The “Just because he wearing does not mean he is selling it.” argument is literally point “C” of the motion to dismiss.

IANAL, but… Isn’t copyright infringement civil? “Preponderance of the evidence” is typically the standard in civil trials, sadly, not “innocent until proven guilty”.

Also, the Egyptian hieroglyph for “M” may be an owl but this appears much different than the hieroglyph owl pictured. You can’t copyright an idea or historical fact (the hieroglyph for “M”), but you copyright a particular expression of an idea. All those Instagram pics w/ the detailed feathers, “OVO” for a face, etc., look like the same particular expression of the [arguably public domain idea] of the hieroglyphic owl.

Funny question: If Baden Baden wins on copyright, and if Drake has a trademark on the co-joined “OVO” that makes up the owls face then couldn’t he also counter sue over trademark infringement? And then they could enjoin each other from legally producing that particular pendant?

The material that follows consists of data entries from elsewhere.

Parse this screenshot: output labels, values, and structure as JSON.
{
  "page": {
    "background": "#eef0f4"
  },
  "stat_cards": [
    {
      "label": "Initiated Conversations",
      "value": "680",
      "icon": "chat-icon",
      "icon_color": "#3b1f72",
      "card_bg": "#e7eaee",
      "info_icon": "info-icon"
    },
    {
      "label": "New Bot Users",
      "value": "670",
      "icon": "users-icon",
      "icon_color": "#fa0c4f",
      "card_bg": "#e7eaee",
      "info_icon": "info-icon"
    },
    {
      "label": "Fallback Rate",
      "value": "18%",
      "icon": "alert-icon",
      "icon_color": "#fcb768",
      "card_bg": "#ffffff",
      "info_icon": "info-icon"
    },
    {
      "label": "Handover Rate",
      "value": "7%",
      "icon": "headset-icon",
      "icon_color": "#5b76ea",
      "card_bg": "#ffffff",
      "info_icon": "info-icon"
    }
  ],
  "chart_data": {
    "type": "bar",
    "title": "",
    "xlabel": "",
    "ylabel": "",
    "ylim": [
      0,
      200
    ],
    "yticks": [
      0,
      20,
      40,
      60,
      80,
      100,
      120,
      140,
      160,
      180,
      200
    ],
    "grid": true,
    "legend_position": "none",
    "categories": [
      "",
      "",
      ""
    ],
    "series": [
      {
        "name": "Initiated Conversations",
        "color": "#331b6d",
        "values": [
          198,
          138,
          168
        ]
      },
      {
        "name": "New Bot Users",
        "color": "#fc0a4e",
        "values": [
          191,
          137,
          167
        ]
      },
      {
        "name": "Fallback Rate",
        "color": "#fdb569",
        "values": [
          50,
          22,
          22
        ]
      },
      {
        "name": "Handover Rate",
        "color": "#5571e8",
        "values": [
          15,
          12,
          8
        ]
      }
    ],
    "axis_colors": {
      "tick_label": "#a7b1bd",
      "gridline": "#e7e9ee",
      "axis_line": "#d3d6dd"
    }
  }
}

Mason Wheeler (profile) says:

Disney, of course, tends to undermine its “support” of the public domain by continually preventing anything else from entering it?

I’ve never quite understood that. How is it that these laws have survived even the slightest smidgeon of judicial review? Retroactive copyright term extension is blatantly illegal on the face of it, because the Constitution explicitly prohibits them. Article I, Section 9 of the Constitution says that Congress shall not pass any ex post facto (retroactive) law, period, and it really should be that simple.

Avatar28 (profile) says:

Re: Re:

I think the argument is that because they are still under copyright when the law is passed it can still apply. They couldn’t for example, change the law to say that it’s now lifetime plus 200 years and place things that had already entered the public domain back under copyright.

Not saying that they’re correct but that is the most likely argument.

mattshow (profile) says:

Beating a motion to dismiss doesn’t necessarily mean the case has any merit. Judges are pretty reluctant to grant a motion to dismiss. Motions to dismiss are usually brought before any evidence has been presented to the judge. That means the judge has no way to assess whether the claims in the complaint are actually true. So they just assume they are. The question the judge asks themselves is “If everything the plaintiff said in their claim is true, does that add up to a case?”

So beating a motion to dismiss just means that plaintiff made the right allegations in their complaint. It doesn’t mean they have a single shred of evidence to support their allegations. They might still get shredded at trial.

Anonymous Coward says:

Funny, even discounting the 5000 year old design thing, isnt the pendant a piece created exclusively for this rapper? Should it not qualify at least as a work for hire, and thus its copyright belong to the singer? Specially given that the pendant is just a jewelry version of the design already in use on his work? Would they really execute such design outside of a request? If the jewelers intended to market this design in association to him to his fans, they would need his express permission. So the only point of the copyright owership analisys is – they did the jewelsmithing work, on behalf of the singer. There’s clearly no creative expression from the jeweller here.

So i think artists should start looking for 3d printing their bling by themselves.